In July 1998, 120 states decided to transform the legacy of Nuremberg into a permanent institution, something that had never been done before. They pledged to prevent and punish the most serious crimes against the international community — crimes against humanity, genocide, war crimes, and the mother of all such crimes, wars of aggression. To help ensure the protection of victims, they created the International Criminal Court (ICC) in The Hague, vowing to intervene when member states fail to act. Argentine lawyer Luis Moreno Ocampo becomes the ICC’s first chief prosecutor, devoting ten long years to justice for war criminals globally. Ultimately, Ocampo hands over his post to successor Fatou Bensouda, but later returns to Europe for the first time to address the world community with a keynote speech in the same place where the prosecution of war criminals first began — Nuremburg Courtroom 600.

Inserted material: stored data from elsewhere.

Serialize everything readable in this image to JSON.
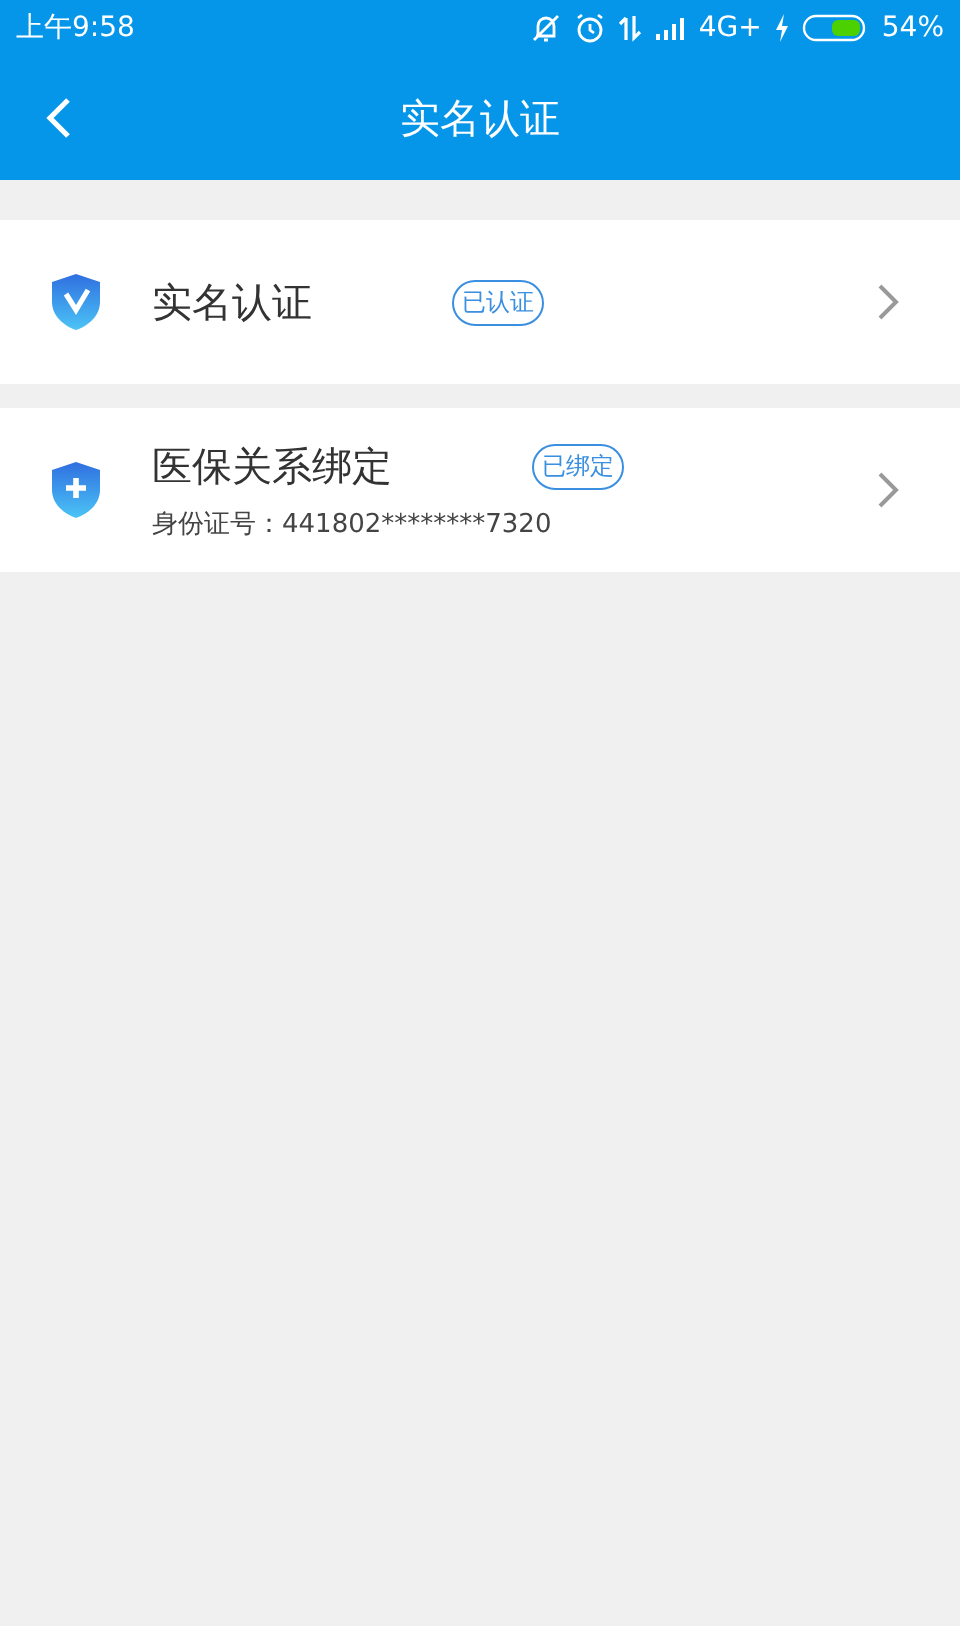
{
  "status_bar": {
    "time": "上午9:58",
    "network": "4G+",
    "battery": "54%"
  },
  "header": {
    "title": "实名认证"
  },
  "items": [
    {
      "kind": "verify",
      "title": "实名认证",
      "badge": "已认证"
    },
    {
      "kind": "insurance",
      "title": "医保关系绑定",
      "badge": "已绑定",
      "subtitle": "身份证号：441802********7320"
    }
  ]
}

“Can justice replace war as a mechanism for resolving conflict?” asks Ocampo. His answer: Only with global popular support, for which films can play a critical role. Judgment at Nuremberg, the epic 1961 courtroom drama about the trials, opened the eyes of millions to the horrors of the Holocaust. Argentina 1985, released last year, showing young Ocampo as he helps prosecute atrocities by the military junta, enlightens new generations about the true difference between democracy and dictatorship. Likewise, War and Justice, following the International Criminal Court through the eyes of its chief prosecutors, sheds new light on the vicious cycle of violence that seems to be engulfing the world of the 2020s. Today, the ICC is more needed than ever before in its quarter-century history. Indeed, when Russia invaded Ukraine, 43 member states asked the ICC to intervene. Ukraine promptly accepted the court’s jurisdiction to investigate possible war crimes and crimes against humanity. But for the crime of aggression, Prosecutor Karim Kahn cannot bring Russia’s leaders to justice because of a 2017 amendment to the ICC’s statute requiring the consent of the aggressor. Nor can he prosecute wars of aggression by non-member states in the Middle East.

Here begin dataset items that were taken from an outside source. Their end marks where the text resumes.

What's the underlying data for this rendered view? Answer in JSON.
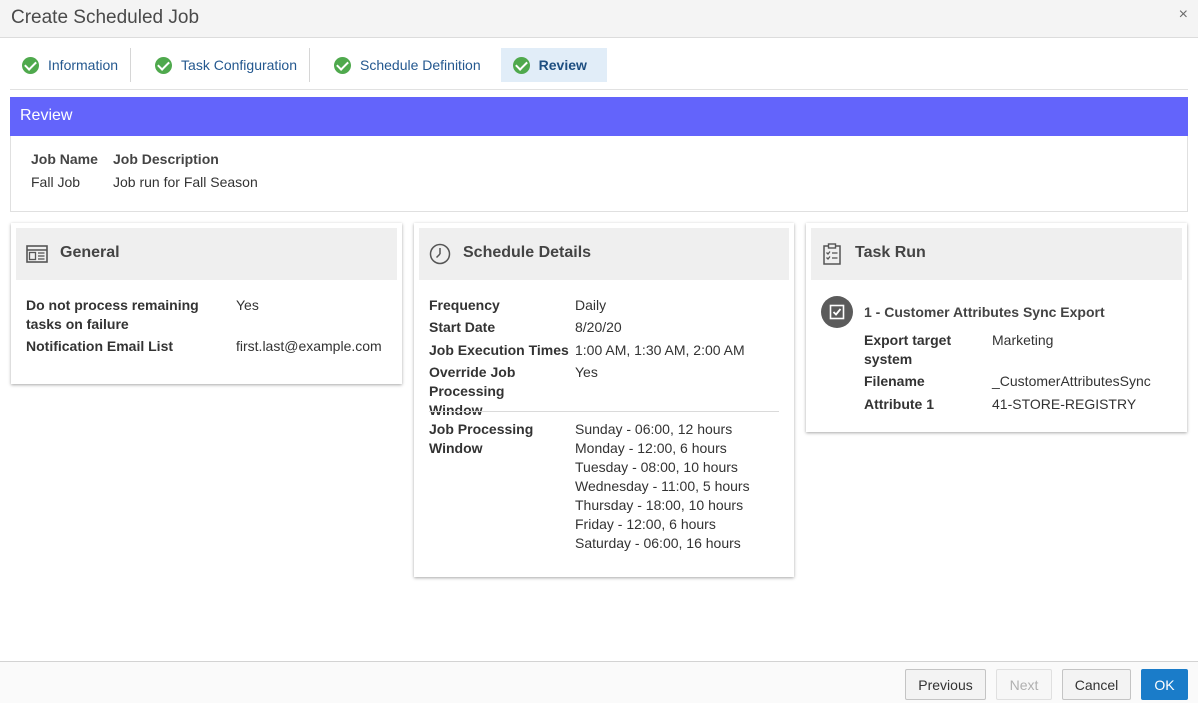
{
  "dialog": {
    "title": "Create Scheduled Job",
    "close_symbol": "×"
  },
  "train": [
    {
      "label": "Information",
      "state": "done"
    },
    {
      "label": "Task Configuration",
      "state": "done"
    },
    {
      "label": "Schedule Definition",
      "state": "done"
    },
    {
      "label": "Review",
      "state": "active"
    }
  ],
  "review": {
    "header": "Review",
    "job_name_label": "Job Name",
    "job_description_label": "Job Description",
    "job_name": "Fall Job",
    "job_description": "Job run for Fall Season"
  },
  "general": {
    "title": "General",
    "icon": "window-panel-icon",
    "rows": [
      {
        "label": "Do not process remaining tasks on failure",
        "value": "Yes"
      },
      {
        "label": "Notification Email List",
        "value": "first.last@example.com"
      }
    ]
  },
  "schedule": {
    "title": "Schedule Details",
    "icon": "clock-icon",
    "rows": [
      {
        "label": "Frequency",
        "value": "Daily"
      },
      {
        "label": "Start Date",
        "value": "8/20/20"
      },
      {
        "label": "Job Execution Times",
        "value": "1:00 AM, 1:30 AM, 2:00 AM"
      },
      {
        "label": "Override Job Processing Window",
        "value": "Yes"
      }
    ],
    "window_label": "Job Processing Window",
    "window": [
      "Sunday - 06:00, 12 hours",
      "Monday - 12:00, 6 hours",
      "Tuesday - 08:00, 10 hours",
      "Wednesday - 11:00, 5 hours",
      "Thursday - 18:00, 10 hours",
      "Friday - 12:00, 6 hours",
      "Saturday - 06:00, 16 hours"
    ]
  },
  "task_run": {
    "title": "Task Run",
    "icon": "clipboard-checklist-icon",
    "task_title": "1 - Customer Attributes Sync Export",
    "rows": [
      {
        "label": "Export target system",
        "value": "Marketing"
      },
      {
        "label": "Filename",
        "value": "_CustomerAttributesSync"
      },
      {
        "label": "Attribute 1",
        "value": "41-STORE-REGISTRY"
      }
    ]
  },
  "footer": {
    "previous": "Previous",
    "next": "Next",
    "cancel": "Cancel",
    "ok": "OK"
  },
  "colors": {
    "accent": "#6364fb",
    "check": "#4fa94d",
    "primary_button": "#1a7cc9",
    "active_step_bg": "#e1edf8"
  }
}
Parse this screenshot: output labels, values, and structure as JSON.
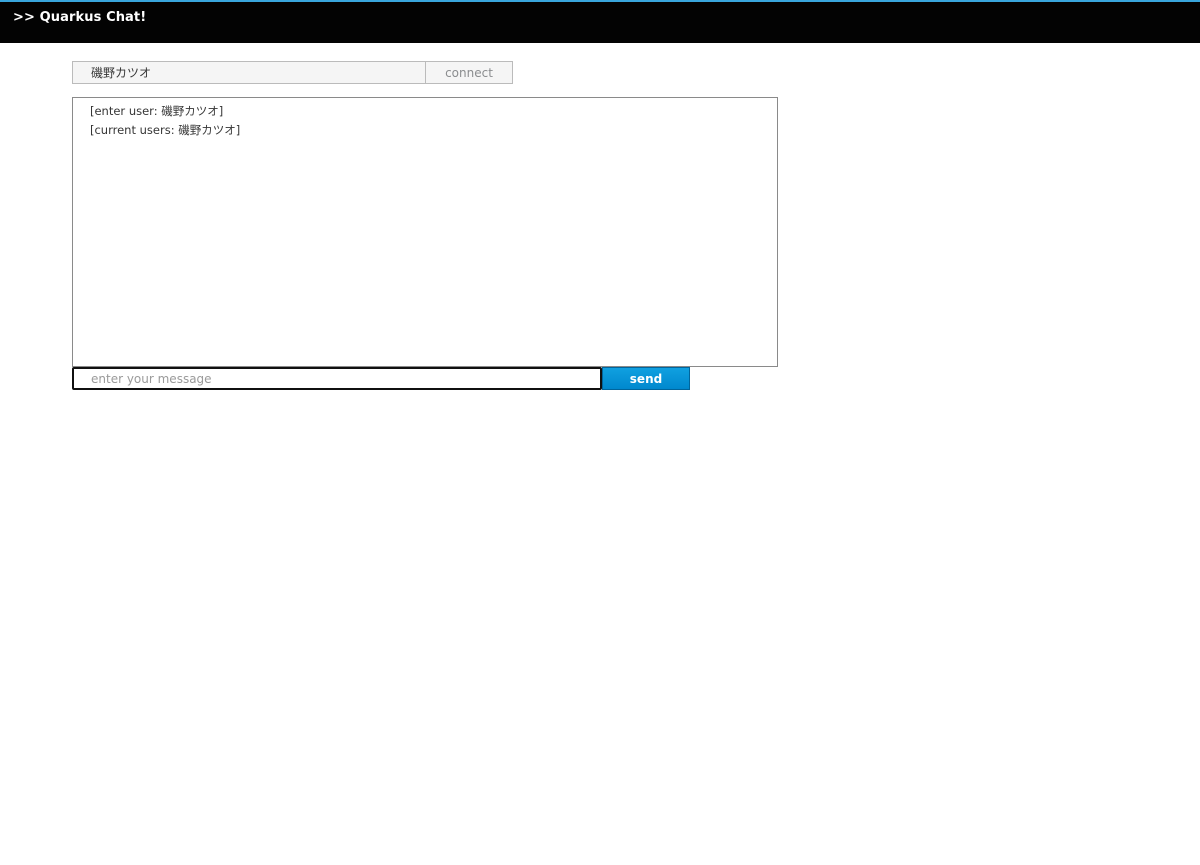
{
  "header": {
    "brand": ">> Quarkus Chat!"
  },
  "connect_form": {
    "name_value": "磯野カツオ",
    "connect_label": "connect"
  },
  "chat_log": {
    "lines": [
      "[enter user: 磯野カツオ]",
      "[current users: 磯野カツオ]"
    ]
  },
  "message_form": {
    "message_value": "",
    "message_placeholder": "enter your message",
    "send_label": "send"
  },
  "colors": {
    "header_background": "#030303",
    "header_accent": "#39a5dc",
    "send_button": "#0088ce"
  }
}
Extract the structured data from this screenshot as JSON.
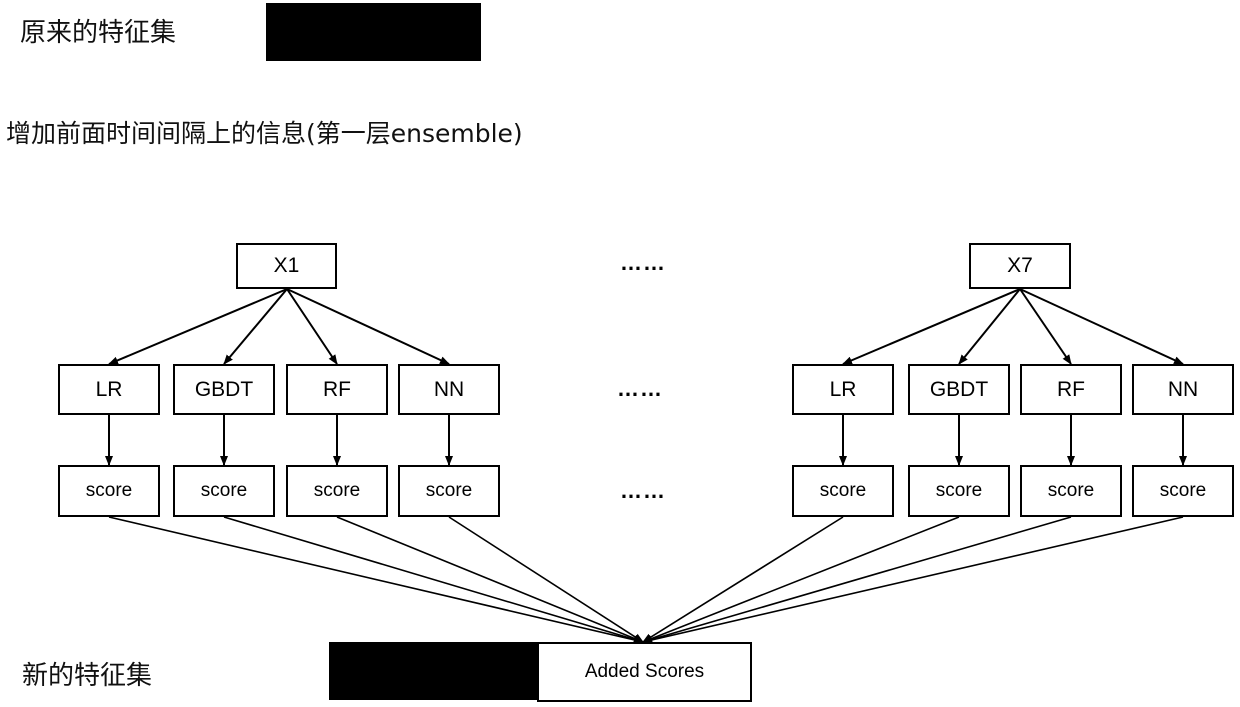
{
  "labels": {
    "original_feature_set": "原来的特征集",
    "layer_title": "增加前面时间间隔上的信息(第一层ensemble)",
    "new_feature_set": "新的特征集",
    "added_scores": "Added Scores",
    "ellipsis": "……"
  },
  "groups": [
    {
      "input": "X1",
      "models": [
        "LR",
        "GBDT",
        "RF",
        "NN"
      ],
      "outputs": [
        "score",
        "score",
        "score",
        "score"
      ]
    },
    {
      "input": "X7",
      "models": [
        "LR",
        "GBDT",
        "RF",
        "NN"
      ],
      "outputs": [
        "score",
        "score",
        "score",
        "score"
      ]
    }
  ]
}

In the genre of a judicial thriller, the film tells how the first internationally legitimized criminal court investigates war criminals. These include cases such as the suppression of the Arab Spring in Libya, possible war crimes in the Gaza war and the recruitment of child soldiers in the Congo. The actress Angelina Jolie and UN special envoy and one of the former chief prosecutors at the Nuremberg trials, Ben Ferencz, are traveling to The Hague especially for the first trial against the Congolese militia leader Thomas Lubanga Dyilo. They want to support this young court and its acceptance by the public. Ben Ferencz, who died in April this year at the age of 103, spent his life fighting for wars of aggression to be classified as war crimes themselves. In his view, all wars lead to atrocities against the civilian population, which is unavoidable in today’s hybrid warfare.
How can mankind escape the vicious cycle of violence? What is the path forward? War and Justice provides some of the first truly viable answers.